Sounds like pretty sane approach :slight_smile:

Ahoi Anton,

We do support one "exception" though for win64 - __m128 vectors. This
was done since they are
native types and thus do not get changed by type legalizer. I have no
idea why MS decided not to
pass then in registers... This is silly...

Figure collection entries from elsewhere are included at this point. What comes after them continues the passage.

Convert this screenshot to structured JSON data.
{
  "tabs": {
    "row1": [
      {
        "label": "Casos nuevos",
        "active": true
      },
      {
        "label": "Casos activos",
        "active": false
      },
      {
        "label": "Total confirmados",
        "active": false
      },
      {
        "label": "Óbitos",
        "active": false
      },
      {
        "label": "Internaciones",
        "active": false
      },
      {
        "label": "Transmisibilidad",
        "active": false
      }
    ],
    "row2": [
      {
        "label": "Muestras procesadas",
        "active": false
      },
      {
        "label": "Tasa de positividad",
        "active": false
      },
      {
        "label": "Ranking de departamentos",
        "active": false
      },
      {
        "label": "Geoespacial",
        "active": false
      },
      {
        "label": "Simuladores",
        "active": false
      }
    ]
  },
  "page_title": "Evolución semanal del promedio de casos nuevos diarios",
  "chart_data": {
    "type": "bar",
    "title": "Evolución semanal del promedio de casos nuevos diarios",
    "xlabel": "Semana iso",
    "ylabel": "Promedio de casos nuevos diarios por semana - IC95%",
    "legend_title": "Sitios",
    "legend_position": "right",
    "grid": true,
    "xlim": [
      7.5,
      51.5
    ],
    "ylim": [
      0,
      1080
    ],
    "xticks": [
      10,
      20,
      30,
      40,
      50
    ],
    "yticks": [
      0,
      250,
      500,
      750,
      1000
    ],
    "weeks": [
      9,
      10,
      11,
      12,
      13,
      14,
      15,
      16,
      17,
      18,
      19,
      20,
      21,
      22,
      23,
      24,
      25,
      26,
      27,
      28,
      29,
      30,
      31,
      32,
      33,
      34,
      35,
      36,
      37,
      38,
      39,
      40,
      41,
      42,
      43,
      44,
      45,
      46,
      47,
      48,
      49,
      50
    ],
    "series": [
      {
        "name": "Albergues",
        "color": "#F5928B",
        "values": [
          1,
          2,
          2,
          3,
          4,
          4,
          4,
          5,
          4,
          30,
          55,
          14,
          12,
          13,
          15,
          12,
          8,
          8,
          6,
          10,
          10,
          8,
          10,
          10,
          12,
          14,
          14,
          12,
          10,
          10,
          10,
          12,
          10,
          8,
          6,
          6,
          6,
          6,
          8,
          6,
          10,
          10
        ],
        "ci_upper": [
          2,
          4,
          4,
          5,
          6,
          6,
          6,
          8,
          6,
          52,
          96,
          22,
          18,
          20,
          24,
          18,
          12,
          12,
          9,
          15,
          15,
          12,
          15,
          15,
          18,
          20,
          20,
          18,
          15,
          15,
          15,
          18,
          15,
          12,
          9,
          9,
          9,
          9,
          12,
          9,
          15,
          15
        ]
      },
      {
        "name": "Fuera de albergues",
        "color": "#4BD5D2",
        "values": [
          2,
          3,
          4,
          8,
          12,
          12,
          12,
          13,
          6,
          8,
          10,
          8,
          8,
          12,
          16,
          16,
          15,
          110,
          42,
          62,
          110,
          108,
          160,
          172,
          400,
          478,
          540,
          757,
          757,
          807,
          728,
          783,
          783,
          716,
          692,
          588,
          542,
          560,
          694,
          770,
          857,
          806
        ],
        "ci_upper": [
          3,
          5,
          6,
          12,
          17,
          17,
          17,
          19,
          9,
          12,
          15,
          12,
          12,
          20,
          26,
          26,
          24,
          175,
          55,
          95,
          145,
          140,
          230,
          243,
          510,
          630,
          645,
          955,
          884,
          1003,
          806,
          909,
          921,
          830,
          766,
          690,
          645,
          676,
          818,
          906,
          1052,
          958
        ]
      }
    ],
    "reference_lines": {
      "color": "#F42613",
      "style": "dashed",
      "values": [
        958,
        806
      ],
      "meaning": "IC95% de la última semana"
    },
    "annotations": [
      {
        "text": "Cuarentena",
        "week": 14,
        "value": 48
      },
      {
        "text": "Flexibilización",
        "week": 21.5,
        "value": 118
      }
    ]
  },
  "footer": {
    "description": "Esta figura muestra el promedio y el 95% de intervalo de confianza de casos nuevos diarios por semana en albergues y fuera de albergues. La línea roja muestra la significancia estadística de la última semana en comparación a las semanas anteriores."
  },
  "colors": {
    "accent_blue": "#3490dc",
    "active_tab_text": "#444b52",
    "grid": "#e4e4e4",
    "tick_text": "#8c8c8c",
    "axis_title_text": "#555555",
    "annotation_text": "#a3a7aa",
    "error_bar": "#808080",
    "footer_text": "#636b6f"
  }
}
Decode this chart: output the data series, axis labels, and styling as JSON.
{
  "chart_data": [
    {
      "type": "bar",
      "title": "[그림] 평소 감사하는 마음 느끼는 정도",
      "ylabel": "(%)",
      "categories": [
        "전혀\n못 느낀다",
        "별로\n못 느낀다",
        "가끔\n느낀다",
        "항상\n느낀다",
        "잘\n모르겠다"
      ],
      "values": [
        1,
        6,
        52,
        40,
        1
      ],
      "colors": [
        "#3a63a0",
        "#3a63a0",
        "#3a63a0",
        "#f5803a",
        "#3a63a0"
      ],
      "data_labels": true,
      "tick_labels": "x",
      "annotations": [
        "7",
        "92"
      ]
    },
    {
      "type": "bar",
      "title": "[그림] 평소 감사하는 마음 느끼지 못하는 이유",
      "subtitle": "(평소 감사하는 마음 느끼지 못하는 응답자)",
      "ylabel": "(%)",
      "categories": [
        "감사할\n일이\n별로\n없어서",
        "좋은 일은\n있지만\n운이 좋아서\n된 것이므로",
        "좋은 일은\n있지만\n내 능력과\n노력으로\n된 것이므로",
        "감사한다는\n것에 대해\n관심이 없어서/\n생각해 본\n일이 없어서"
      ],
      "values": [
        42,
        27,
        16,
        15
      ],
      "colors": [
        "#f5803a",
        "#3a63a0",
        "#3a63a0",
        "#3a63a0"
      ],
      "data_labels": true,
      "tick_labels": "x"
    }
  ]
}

Hmm, maybe I can explain this: The Microsoft docs state that for
unprototyped functions floating-point values need to be passed as
double precision in both the floating-point registers (XMMn) and the
integer registers (RCX, etc.). That obviously doesn't work for SSE
vectors because they don't fit into the integer registers. So, there's
only pass-by-reference of the first four vectors, which they might
have generalized to all functions (even with complete signatures) for
consistency. Still weird though ...

Sounds like pretty sane approach :slight_smile:

... which I just modified to *not* massage SSE vectors, as you
mentioned that LLVM would take care of this. :slight_smile:

Have a great weekend and thanks for your help,
Stephan

Hello, Stephan

Hmm, maybe I can explain this: The Microsoft docs state that for
unprototyped functions floating-point values need to be passed as
double precision in both the floating-point registers (XMMn) and the
integer registers (RCX, etc.). That obviously doesn't work for SSE
vectors because they don't fit into the integer registers. So, there's
only pass-by-reference of the first four vectors, which they might
have generalized to all functions (even with complete signatures) for
consistency. Still weird though ...

Right. Since this is definitely a waste of resources (=registers).
Looks like they didn't care about performance at all!